Leitura de carta pela democracia lota pilotís da PUC-Rio

Publicado

O professor Marcelo Jasmim discursa no ato pela democracia na PUC-Rio
Luis Felipe Azevedo/IG

O professor Marcelo Jasmim discursa no ato pela democracia na PUC-Rio

A PUC-Rio sediou o ato Pilotis pela Democracia na manhã desta quinta-feira (11). Localizada na Gávea, Zonal Sul do Rio de Janeiro, a universidade mobilizou professores, funcionários e alunos para a leitura da “Carta às Brasileiras e aos Brasileiros em Defesa do Estado Democrático de Direito”, organizada por juristas da Faculdade de Direito da USP. A manifestação também contou com a presença do deputado federal e candidato ao Senado pelo Rio de Janeiro, Alessandro Molon (PSB-RJ), e da depuatada federal Jandira Feghali (PCdoB).

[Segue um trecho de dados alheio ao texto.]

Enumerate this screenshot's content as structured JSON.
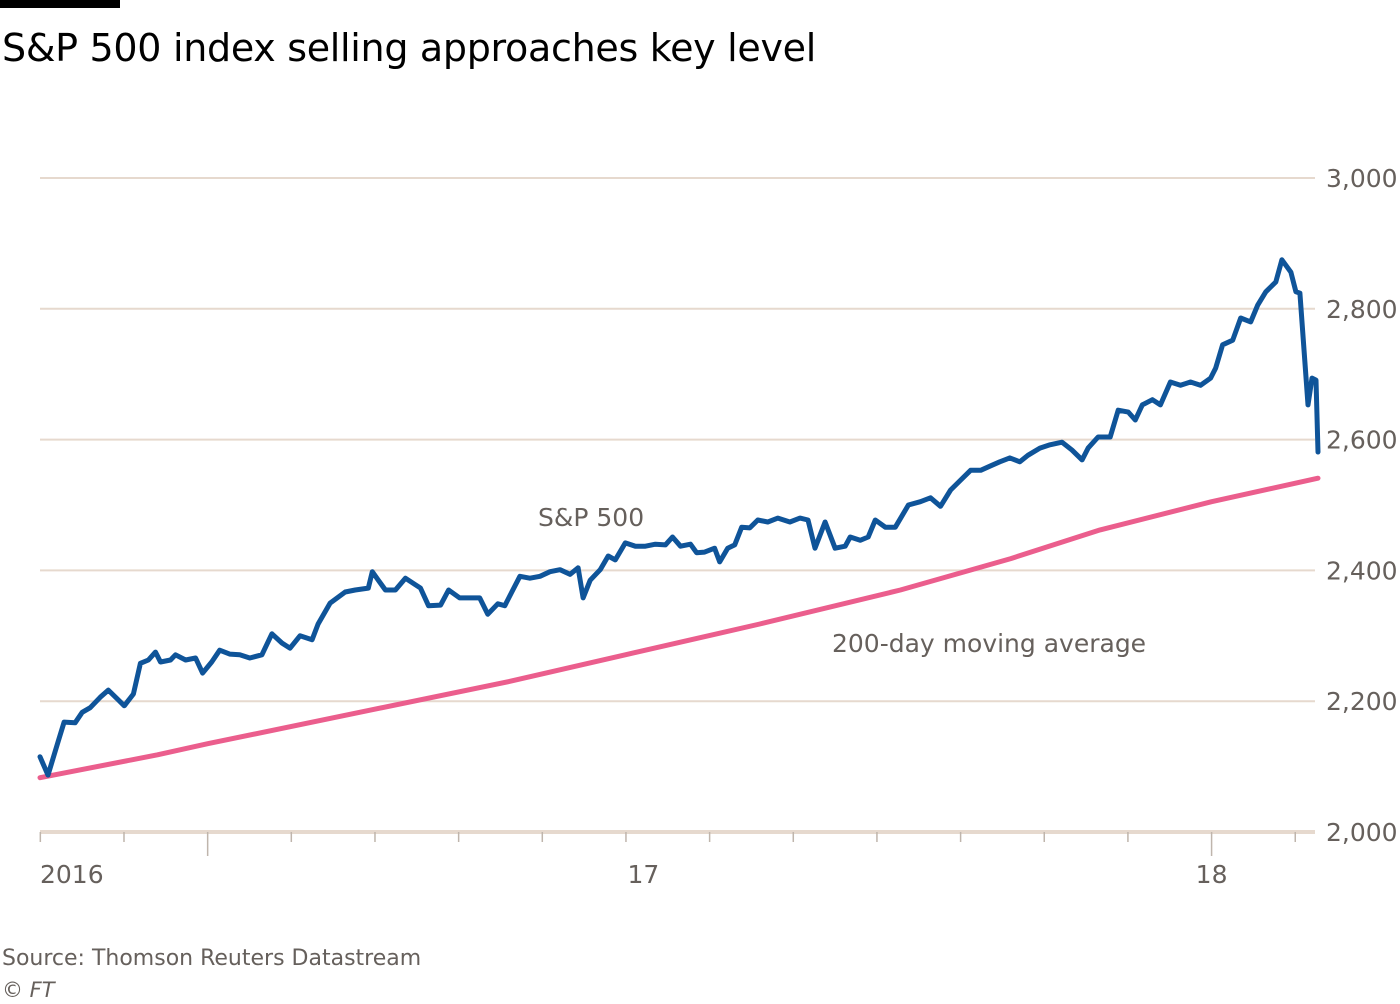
{
  "title": "S&P 500 index selling approaches key level",
  "source": "Source: Thomson Reuters Datastream",
  "credit": "© FT",
  "chart_data": {
    "type": "line",
    "title": "S&P 500 index selling approaches key level",
    "xlabel": "",
    "ylabel": "",
    "x_units": "decimal year",
    "xlim": [
      2016.833,
      2018.106
    ],
    "ylim": [
      2000,
      3000
    ],
    "y_axis_side": "right",
    "yticks": [
      2000,
      2200,
      2400,
      2600,
      2800,
      3000
    ],
    "ytick_labels": [
      "2,000",
      "2,200",
      "2,400",
      "2,600",
      "2,800",
      "3,000"
    ],
    "xtick_labels": [
      {
        "label": "2016",
        "x": 2016.833
      },
      {
        "label": "17",
        "x": 2017.434
      },
      {
        "label": "18",
        "x": 2018.0
      }
    ],
    "grid": true,
    "colors": {
      "sp500": "#0f5499",
      "ma200": "#eb5e8d",
      "grid": "#e6d9ce"
    },
    "series": [
      {
        "name": "S&P 500",
        "color": "#0f5499",
        "x": [
          2016.833,
          2016.841,
          2016.851,
          2016.857,
          2016.868,
          2016.875,
          2016.883,
          2016.893,
          2016.901,
          2016.911,
          2016.917,
          2016.926,
          2016.933,
          2016.941,
          2016.948,
          2016.953,
          2016.963,
          2016.968,
          2016.978,
          2016.988,
          2016.995,
          2017.004,
          2017.012,
          2017.022,
          2017.032,
          2017.042,
          2017.054,
          2017.064,
          2017.074,
          2017.082,
          2017.092,
          2017.104,
          2017.11,
          2017.122,
          2017.137,
          2017.147,
          2017.16,
          2017.164,
          2017.17,
          2017.177,
          2017.187,
          2017.197,
          2017.207,
          2017.212,
          2017.22,
          2017.232,
          2017.24,
          2017.251,
          2017.261,
          2017.271,
          2017.279,
          2017.289,
          2017.296,
          2017.303,
          2017.311,
          2017.321,
          2017.331,
          2017.341,
          2017.351,
          2017.361,
          2017.369,
          2017.374,
          2017.381,
          2017.391,
          2017.399,
          2017.406,
          2017.416,
          2017.426,
          2017.436,
          2017.446,
          2017.456,
          2017.463,
          2017.471,
          2017.481,
          2017.487,
          2017.495,
          2017.505,
          2017.51,
          2017.518,
          2017.525,
          2017.532,
          2017.54,
          2017.548,
          2017.558,
          2017.568,
          2017.58,
          2017.59,
          2017.598,
          2017.605,
          2017.615,
          2017.625,
          2017.635,
          2017.64,
          2017.65,
          2017.658,
          2017.665,
          2017.675,
          2017.685,
          2017.698,
          2017.71,
          2017.72,
          2017.73,
          2017.74,
          2017.75,
          2017.76,
          2017.77,
          2017.78,
          2017.789,
          2017.799,
          2017.809,
          2017.817,
          2017.829,
          2017.839,
          2017.851,
          2017.861,
          2017.871,
          2017.877,
          2017.887,
          2017.899,
          2017.907,
          2017.917,
          2017.924,
          2017.931,
          2017.941,
          2017.949,
          2017.959,
          2017.969,
          2017.979,
          2017.989,
          2017.999,
          2018.004,
          2018.011,
          2018.021,
          2018.029,
          2018.039,
          2018.046,
          2018.054,
          2018.064,
          2018.07,
          2018.079,
          2018.084,
          2018.088,
          2018.096,
          2018.1,
          2018.104,
          2018.106
        ],
        "values": [
          2115,
          2087,
          2138,
          2168,
          2167,
          2183,
          2190,
          2206,
          2217,
          2202,
          2193,
          2211,
          2258,
          2263,
          2275,
          2260,
          2263,
          2271,
          2263,
          2266,
          2243,
          2260,
          2278,
          2272,
          2271,
          2266,
          2271,
          2303,
          2289,
          2281,
          2300,
          2294,
          2318,
          2350,
          2367,
          2370,
          2373,
          2398,
          2385,
          2370,
          2370,
          2388,
          2378,
          2373,
          2346,
          2347,
          2370,
          2358,
          2358,
          2358,
          2333,
          2349,
          2346,
          2367,
          2391,
          2388,
          2391,
          2398,
          2401,
          2394,
          2404,
          2358,
          2385,
          2401,
          2422,
          2416,
          2442,
          2437,
          2437,
          2440,
          2439,
          2451,
          2437,
          2440,
          2427,
          2428,
          2434,
          2413,
          2434,
          2439,
          2466,
          2465,
          2477,
          2474,
          2480,
          2474,
          2480,
          2477,
          2434,
          2474,
          2434,
          2437,
          2451,
          2446,
          2451,
          2477,
          2466,
          2466,
          2500,
          2505,
          2511,
          2498,
          2523,
          2538,
          2553,
          2553,
          2560,
          2566,
          2572,
          2566,
          2576,
          2587,
          2592,
          2596,
          2584,
          2569,
          2587,
          2604,
          2604,
          2645,
          2642,
          2630,
          2653,
          2661,
          2653,
          2688,
          2683,
          2688,
          2683,
          2694,
          2709,
          2745,
          2752,
          2786,
          2780,
          2806,
          2826,
          2841,
          2875,
          2856,
          2826,
          2824,
          2653,
          2694,
          2691,
          2581
        ]
      },
      {
        "name": "200-day moving average",
        "color": "#eb5e8d",
        "x": [
          2016.833,
          2016.95,
          2017.0,
          2017.164,
          2017.3,
          2017.416,
          2017.55,
          2017.69,
          2017.8,
          2017.889,
          2018.0,
          2018.106
        ],
        "values": [
          2083,
          2118,
          2135,
          2187,
          2230,
          2271,
          2318,
          2370,
          2418,
          2462,
          2505,
          2541
        ]
      }
    ]
  }
}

Durante a cerimônia, houve defesa do sistema eleitoral e críticas à intolerância e ao autoritarismo. Professor do departamento de História da PUC-Rio, Marcelo Jasmim estava na universidade em maio de 1977 quando, na época da ditadura militar, forças policiais isolaram o bairro da Gávea e demonstraram ostensivamente seu poder de coerção.

“A democracia não será nesse país mais uma jovem assassinada. A liberdade e a democracia não são dados da natureza nem dados da história. Elas dependem de nós, da nossa ação”, disse o professor.

Para o estudante de Jornalismo da PUC-Rio Danilo Akel, de 19 anos, o ato é simbólico e visa demarcar o posicionamento da universidade contra investidas autoritárias.

“O Brasil atual é perigoso no sentido da violência e da linguagem. A carta demonstra a união entre parte das forças políticas brasileiras que, apesar das divergências, concordam com o mínimo que são as regras do jogo”, afirmou o estudante.

O movimento foi encerrado com manifestações contra o presidente da República, Jair Bolsonaro, e com grito de viva a democracia.